Selain itu kertas bekas tidak perlu dibakar. Karena apabila dibakar akibatnya adalah kertas yang terbakar tersebut akan melepaskan karbon ke atmosfer yang kemudian akan mengikat dengan oksigen untuk membentuk karbon dioksida.

Singkatnya, dibutuhkan 70 hingga 90% lebih sedikit energi untuk membuat kertas daur ulang, dan karena energi yang tersedia tidak selalu berasal dari sumber terbarukan, ini akan mengurangi emisi gas rumah kaca lebih jauh.

Untuk membantu menyelenggarakan pembangunan berkelanjutan, masyarakat kita harus mendaur ulang sumber dayanya yang berharga dan terbatas. Selain itu, perlu diimbangi dnegan menghindari konsumsi berlebih dan menggunakan kembali apabila dapat dilakukan.

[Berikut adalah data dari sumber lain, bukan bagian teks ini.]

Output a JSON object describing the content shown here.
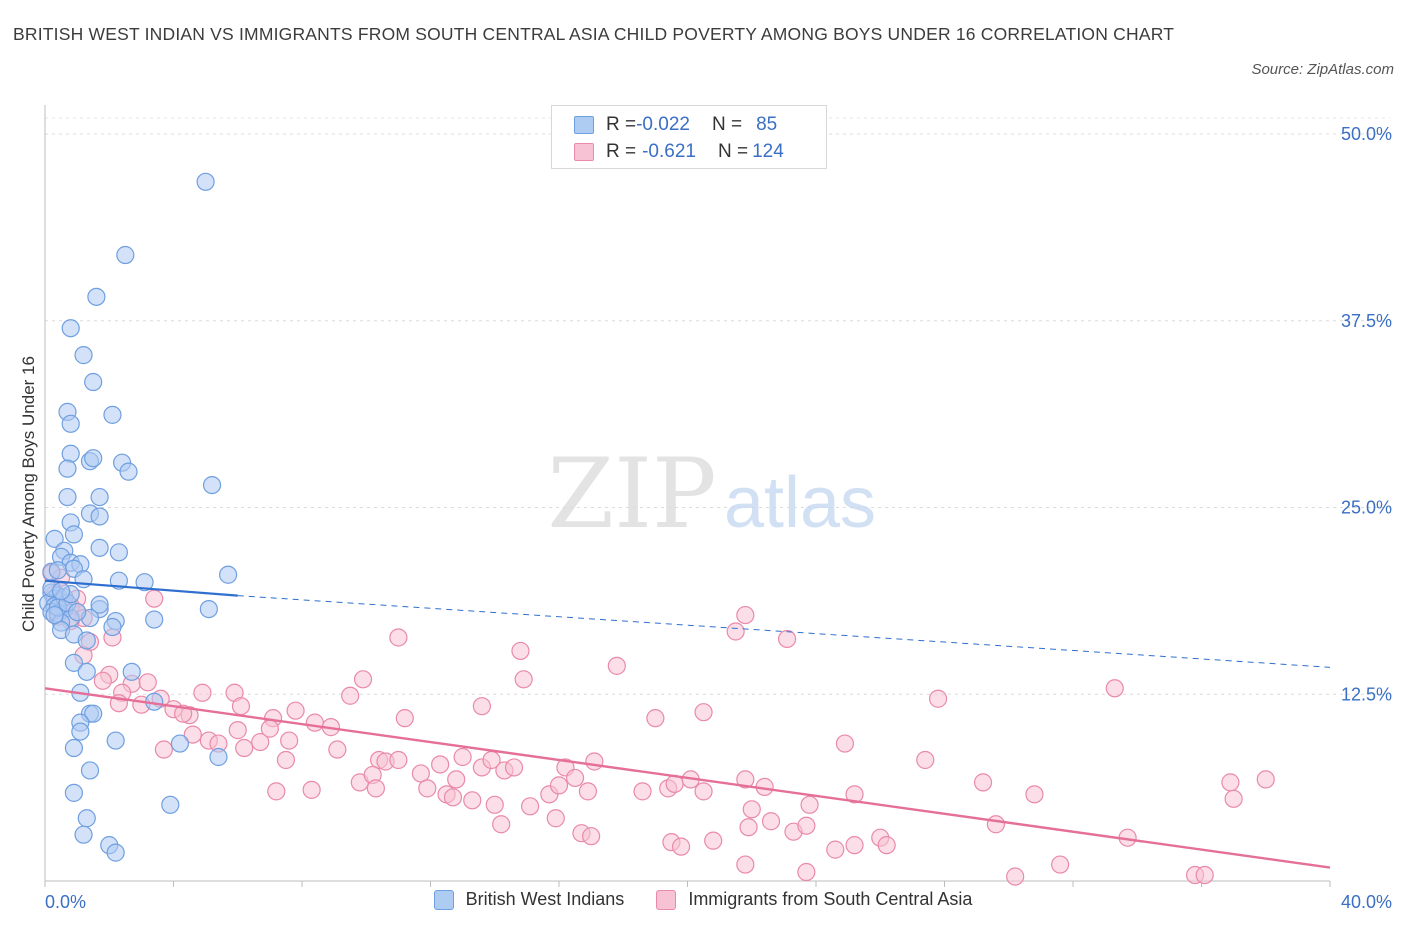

Sehingga manfaat yang didapatkan dari kegiatan  daur ulang adalah:

  1. Mengurangi jumlah sampah yang dikirim ke tempat pembuangan sampah dan incinerator
  2. Melestarikan sumber daya alam seperti kayu, air dan mineral
  3. Meningkatkan nilai ekonomi dengan memanfaatkan sumber material domestic
  4. Mencegah polusi dengan mengurangi kebutuhan untuk mengumpulkan bahan baku baru.
  5. Menghemat energi
  6. Menghemat sumber daya
  7. Membantu menciptakan lapangan kerja di industri daur ulang

Contoh Daur Ulang

Berikut ini contoh-contoh barang yang dapat di daur ulang, antara lain:

  1. Kertas

Ketika kita mendaur ulang kertas, berarti kita telah menyelamatkan sejuta pohon di planet kita ini dengan mencegah deforestasi.

Saat ini perusahaan menggunakan kertas daur ulang untuk banyak kebutuhan pencetakan mereka seperti kartu nama, pencetakan kertas umum, menulis proposal dan membuat memo. Bahkan majalah, koran, dan buku dapat didaur ulang.

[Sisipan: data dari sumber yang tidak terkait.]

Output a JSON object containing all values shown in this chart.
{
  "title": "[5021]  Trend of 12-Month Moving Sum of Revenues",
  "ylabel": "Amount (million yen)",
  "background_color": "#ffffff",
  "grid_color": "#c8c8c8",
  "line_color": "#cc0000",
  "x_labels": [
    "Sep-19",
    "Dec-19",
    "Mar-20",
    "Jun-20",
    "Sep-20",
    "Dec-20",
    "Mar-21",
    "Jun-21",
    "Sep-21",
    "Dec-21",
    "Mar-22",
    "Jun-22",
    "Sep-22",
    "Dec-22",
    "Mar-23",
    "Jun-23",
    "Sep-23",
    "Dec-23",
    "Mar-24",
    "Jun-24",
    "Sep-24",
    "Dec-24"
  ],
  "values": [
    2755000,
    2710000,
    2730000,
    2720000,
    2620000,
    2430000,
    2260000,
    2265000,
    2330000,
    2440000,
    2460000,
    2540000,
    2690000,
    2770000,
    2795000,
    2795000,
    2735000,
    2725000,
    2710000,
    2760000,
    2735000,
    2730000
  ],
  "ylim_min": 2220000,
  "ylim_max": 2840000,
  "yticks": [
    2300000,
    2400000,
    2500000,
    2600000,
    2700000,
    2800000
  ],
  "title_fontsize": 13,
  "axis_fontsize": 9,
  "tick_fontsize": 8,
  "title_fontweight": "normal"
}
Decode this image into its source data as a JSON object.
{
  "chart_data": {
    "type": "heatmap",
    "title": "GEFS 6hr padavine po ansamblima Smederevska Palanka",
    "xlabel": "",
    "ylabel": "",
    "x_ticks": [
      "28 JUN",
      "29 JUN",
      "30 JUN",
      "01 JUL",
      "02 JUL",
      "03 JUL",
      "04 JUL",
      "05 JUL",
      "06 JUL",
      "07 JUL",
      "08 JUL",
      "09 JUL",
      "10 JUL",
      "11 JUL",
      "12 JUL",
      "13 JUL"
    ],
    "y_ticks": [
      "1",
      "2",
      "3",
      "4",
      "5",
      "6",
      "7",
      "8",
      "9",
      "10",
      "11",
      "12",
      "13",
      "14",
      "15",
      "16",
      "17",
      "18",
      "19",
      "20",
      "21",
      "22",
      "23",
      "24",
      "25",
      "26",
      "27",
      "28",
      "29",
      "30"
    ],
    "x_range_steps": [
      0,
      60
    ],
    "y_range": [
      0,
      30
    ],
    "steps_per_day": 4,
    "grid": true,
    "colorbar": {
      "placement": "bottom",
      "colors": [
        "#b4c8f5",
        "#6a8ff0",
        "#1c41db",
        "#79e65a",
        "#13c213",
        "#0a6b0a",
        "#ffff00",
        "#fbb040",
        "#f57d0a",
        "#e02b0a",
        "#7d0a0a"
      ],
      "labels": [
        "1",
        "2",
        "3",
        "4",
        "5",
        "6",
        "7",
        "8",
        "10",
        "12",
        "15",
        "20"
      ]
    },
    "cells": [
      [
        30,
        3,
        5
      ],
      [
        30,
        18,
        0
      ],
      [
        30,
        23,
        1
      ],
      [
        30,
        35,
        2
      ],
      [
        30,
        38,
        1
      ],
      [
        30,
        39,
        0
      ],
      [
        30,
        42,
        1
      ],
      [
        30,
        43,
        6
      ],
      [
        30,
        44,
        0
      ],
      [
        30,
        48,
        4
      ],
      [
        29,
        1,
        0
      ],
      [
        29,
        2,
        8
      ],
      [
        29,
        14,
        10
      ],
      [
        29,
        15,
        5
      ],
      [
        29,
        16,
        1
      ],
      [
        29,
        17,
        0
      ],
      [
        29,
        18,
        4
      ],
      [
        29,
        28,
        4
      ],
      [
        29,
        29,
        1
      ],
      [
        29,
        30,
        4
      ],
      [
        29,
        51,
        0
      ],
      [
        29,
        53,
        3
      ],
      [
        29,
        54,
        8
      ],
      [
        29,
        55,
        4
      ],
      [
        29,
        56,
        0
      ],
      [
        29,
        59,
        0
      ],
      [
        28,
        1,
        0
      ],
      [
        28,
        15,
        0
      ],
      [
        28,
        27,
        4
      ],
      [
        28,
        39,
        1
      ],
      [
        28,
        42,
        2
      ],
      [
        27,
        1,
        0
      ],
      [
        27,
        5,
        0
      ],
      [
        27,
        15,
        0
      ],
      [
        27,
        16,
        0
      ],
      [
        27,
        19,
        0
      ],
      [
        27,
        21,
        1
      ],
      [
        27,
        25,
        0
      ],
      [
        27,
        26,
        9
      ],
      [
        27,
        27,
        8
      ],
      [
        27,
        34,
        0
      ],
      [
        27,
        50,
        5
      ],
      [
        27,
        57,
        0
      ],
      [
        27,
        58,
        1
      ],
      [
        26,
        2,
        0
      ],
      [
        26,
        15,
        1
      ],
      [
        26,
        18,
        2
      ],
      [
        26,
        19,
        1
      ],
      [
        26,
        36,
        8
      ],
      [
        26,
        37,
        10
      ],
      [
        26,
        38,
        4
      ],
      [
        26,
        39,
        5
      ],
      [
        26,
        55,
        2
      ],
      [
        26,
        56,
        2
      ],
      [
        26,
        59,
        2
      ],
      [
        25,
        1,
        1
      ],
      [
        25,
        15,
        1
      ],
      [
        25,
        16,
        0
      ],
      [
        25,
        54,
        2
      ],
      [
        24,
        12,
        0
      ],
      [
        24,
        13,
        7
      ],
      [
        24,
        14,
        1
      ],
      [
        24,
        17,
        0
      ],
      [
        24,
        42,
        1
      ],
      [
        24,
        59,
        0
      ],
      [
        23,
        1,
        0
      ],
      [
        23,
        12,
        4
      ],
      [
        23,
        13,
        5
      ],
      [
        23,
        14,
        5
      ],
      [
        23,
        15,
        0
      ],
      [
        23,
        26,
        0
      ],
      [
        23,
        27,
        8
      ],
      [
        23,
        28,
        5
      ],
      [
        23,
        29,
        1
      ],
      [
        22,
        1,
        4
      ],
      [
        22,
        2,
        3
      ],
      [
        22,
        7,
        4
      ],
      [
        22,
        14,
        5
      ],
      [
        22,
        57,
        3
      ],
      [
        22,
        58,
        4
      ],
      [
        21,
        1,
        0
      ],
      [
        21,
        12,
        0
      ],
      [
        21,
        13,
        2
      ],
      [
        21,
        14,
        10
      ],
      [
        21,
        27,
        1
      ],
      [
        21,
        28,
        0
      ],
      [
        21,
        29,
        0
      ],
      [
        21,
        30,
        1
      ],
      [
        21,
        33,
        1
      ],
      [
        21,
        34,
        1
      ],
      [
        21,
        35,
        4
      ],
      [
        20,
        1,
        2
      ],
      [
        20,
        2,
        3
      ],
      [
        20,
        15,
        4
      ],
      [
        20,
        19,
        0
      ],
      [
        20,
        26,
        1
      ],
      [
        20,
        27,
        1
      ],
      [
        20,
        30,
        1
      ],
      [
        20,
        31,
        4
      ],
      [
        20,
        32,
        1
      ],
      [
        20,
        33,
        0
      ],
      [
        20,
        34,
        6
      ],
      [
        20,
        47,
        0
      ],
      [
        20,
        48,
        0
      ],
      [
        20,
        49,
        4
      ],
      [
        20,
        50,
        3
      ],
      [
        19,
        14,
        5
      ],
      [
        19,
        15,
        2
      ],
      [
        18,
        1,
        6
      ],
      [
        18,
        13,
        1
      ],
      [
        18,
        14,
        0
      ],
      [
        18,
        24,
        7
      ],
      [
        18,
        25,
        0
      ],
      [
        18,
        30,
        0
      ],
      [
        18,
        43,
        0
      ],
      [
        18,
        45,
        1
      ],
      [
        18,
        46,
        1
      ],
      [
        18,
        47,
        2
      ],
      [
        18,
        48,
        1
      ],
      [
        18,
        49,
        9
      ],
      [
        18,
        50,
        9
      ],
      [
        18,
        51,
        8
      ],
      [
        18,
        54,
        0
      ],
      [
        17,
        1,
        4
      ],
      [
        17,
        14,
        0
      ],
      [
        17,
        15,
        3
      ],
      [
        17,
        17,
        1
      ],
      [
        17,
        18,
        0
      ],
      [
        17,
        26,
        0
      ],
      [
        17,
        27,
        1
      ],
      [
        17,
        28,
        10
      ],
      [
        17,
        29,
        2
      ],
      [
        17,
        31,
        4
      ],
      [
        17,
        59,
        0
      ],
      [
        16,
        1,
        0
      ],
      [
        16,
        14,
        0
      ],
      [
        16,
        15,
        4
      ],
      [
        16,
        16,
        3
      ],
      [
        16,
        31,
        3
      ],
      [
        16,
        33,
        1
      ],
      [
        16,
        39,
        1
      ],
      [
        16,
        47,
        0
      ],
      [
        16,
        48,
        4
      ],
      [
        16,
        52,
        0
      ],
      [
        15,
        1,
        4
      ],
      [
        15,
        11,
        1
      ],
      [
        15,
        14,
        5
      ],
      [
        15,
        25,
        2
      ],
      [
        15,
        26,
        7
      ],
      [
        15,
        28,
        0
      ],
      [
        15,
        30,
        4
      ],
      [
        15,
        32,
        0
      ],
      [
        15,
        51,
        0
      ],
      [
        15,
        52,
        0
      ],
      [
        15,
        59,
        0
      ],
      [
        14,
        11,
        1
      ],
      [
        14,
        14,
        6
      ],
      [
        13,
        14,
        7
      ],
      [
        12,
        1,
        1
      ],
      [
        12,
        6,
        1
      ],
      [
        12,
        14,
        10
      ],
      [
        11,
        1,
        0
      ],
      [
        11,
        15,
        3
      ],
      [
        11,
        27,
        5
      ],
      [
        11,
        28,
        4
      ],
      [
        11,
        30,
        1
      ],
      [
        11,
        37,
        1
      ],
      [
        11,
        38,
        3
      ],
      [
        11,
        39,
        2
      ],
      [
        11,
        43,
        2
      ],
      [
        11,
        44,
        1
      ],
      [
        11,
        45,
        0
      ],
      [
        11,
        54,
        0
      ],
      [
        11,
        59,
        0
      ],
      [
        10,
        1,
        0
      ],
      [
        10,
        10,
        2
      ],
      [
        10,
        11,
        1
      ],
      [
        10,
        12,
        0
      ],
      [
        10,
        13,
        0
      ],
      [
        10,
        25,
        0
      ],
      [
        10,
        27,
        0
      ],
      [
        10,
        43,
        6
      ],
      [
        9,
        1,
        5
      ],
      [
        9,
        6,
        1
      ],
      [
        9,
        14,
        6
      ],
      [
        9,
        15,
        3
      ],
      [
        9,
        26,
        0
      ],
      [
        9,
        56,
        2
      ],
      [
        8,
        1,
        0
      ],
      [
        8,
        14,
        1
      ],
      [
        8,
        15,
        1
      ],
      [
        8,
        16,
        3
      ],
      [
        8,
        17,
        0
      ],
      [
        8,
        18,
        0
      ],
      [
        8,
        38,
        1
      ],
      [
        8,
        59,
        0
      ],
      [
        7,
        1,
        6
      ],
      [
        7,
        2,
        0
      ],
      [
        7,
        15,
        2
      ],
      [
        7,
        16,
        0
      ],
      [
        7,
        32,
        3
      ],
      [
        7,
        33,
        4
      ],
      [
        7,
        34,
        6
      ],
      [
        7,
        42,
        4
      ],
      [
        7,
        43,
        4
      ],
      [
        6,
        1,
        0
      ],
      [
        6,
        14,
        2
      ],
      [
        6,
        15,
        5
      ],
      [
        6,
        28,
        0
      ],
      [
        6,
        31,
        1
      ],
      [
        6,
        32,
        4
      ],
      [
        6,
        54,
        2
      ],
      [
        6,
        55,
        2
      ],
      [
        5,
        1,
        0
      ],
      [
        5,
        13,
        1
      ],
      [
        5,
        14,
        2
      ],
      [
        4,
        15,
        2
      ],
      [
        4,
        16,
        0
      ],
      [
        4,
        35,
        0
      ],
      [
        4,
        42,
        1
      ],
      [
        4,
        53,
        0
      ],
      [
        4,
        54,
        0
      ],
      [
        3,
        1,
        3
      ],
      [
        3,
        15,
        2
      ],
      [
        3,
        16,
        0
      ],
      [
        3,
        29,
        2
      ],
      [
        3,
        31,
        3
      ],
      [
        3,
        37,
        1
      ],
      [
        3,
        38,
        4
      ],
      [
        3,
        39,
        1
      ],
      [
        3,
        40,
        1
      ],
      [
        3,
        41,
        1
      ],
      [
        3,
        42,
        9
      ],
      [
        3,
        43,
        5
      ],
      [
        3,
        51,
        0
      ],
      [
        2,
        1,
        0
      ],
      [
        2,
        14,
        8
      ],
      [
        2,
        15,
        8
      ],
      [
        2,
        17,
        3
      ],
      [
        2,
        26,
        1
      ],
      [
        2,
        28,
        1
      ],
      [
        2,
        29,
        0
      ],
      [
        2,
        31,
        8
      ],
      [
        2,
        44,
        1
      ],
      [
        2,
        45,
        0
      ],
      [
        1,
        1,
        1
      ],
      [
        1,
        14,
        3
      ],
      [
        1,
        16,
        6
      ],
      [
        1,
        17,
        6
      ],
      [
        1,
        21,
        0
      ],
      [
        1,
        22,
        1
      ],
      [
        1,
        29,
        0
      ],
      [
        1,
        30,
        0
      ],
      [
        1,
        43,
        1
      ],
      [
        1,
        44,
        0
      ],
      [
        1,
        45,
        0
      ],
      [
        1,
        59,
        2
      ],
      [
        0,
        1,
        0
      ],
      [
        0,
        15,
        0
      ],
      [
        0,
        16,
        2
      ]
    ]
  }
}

Daur ulang kertas tersebut dilakukan dengan mengumpulkan sampah kertas kemudian dari sampah tersebut dibuat bubur kertas kembali dan diproses sebagaimana pembuatan kertas pada semestinya. Selain itu kertas juga bisa dimanfaatkan dalam pembuatan kerajinan seperti misalnya pembuatan prakarya dari koran bekas.

  1. Kardus

Daur ulang satu ton kardus menghemat sekitar sembilan meter kubik ruang TPA. Karton biasanya digunakan di rumah tangga dan perusahaan. Mereka digunakan untuk pengemasan dan pengiriman produk. Kotak kardus besar dan kecil dapat didaur ulang meskipun mudah terurai secara hayati.

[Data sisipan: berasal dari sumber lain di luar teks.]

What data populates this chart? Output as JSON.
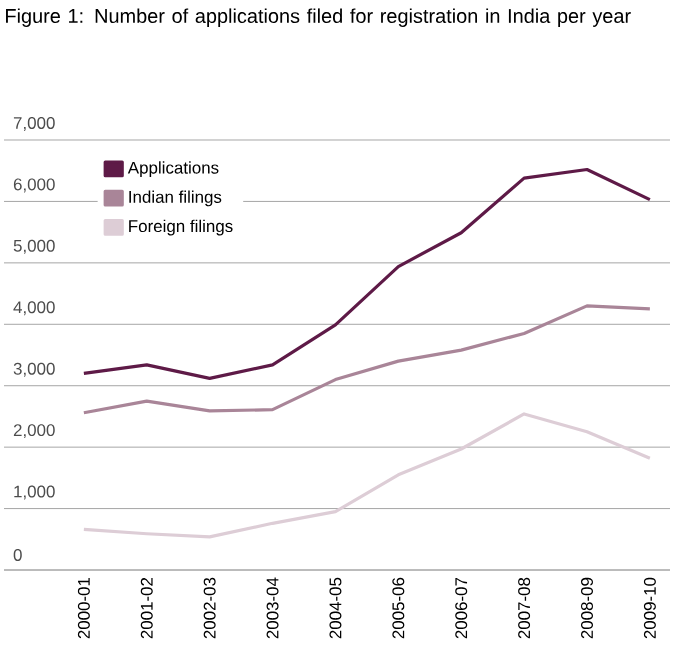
{
  "chart_data": {
    "type": "line",
    "title": "Figure 1: Number of applications filed for registration in India per year",
    "categories": [
      "2000-01",
      "2001-02",
      "2002-03",
      "2003-04",
      "2004-05",
      "2005-06",
      "2006-07",
      "2007-08",
      "2008-09",
      "2009-10"
    ],
    "series": [
      {
        "name": "Applications",
        "color": "#5e1a47",
        "values": [
          3200,
          3340,
          3120,
          3340,
          3990,
          4940,
          5490,
          6380,
          6520,
          6030
        ]
      },
      {
        "name": "Indian filings",
        "color": "#a98598",
        "values": [
          2560,
          2750,
          2590,
          2610,
          3100,
          3400,
          3580,
          3850,
          4300,
          4250
        ]
      },
      {
        "name": "Foreign filings",
        "color": "#ddcdd6",
        "values": [
          660,
          590,
          540,
          760,
          950,
          1550,
          1970,
          2540,
          2250,
          1820
        ]
      }
    ],
    "ylim": [
      0,
      7000
    ],
    "yticks": [
      {
        "value": 0,
        "label": "0"
      },
      {
        "value": 1000,
        "label": "1,000"
      },
      {
        "value": 2000,
        "label": "2,000"
      },
      {
        "value": 3000,
        "label": "3,000"
      },
      {
        "value": 4000,
        "label": "4,000"
      },
      {
        "value": 5000,
        "label": "5,000"
      },
      {
        "value": 6000,
        "label": "6,000"
      },
      {
        "value": 7000,
        "label": "7,000"
      }
    ],
    "grid": "y",
    "legend": "top left",
    "marker": "none",
    "line_style": "solid"
  }
}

Banyak properti dan perusahaan perumahan menawarkan wadah daur ulang terpisah untuk kotak kardus. Namun, ada langkah penting sebelum mendaur ulang kardus. Mereka harus dilipat sehingga ada lebih banyak ruang dalam wadah daur ulang. Langkah ini juga dapat mengurangi masalah bagi petugas daur ulang.

  1. Baja

Baja dikenal sebagai bahan yang paling bisa didaur ulang di bumi, karena 100% dapat didaur ulang. Keuntungannya adalah baja tidak memburuk selama proses daur ulang. Dengan mendaur ulang baja berartii menghemat hampir 74% energi yang dibutuhkan untuk membuat baja dari bahan baku. Ini juga mengurangi emisi udara, polusi air, dan ekstraksi serta pengolahan bijih besi.

  1. Kaleng Aluminium

Aluminium digunakan untuk minuman seperti soda dan kaleng buah. Ada miliar kaleng aluminium yang diproduksi dan digunakan setiap tahun. Satu-satunya masalah dengan pembuatan kaleng aluminium adalah membutuhkan banyak energi untuk menambang bahan baku.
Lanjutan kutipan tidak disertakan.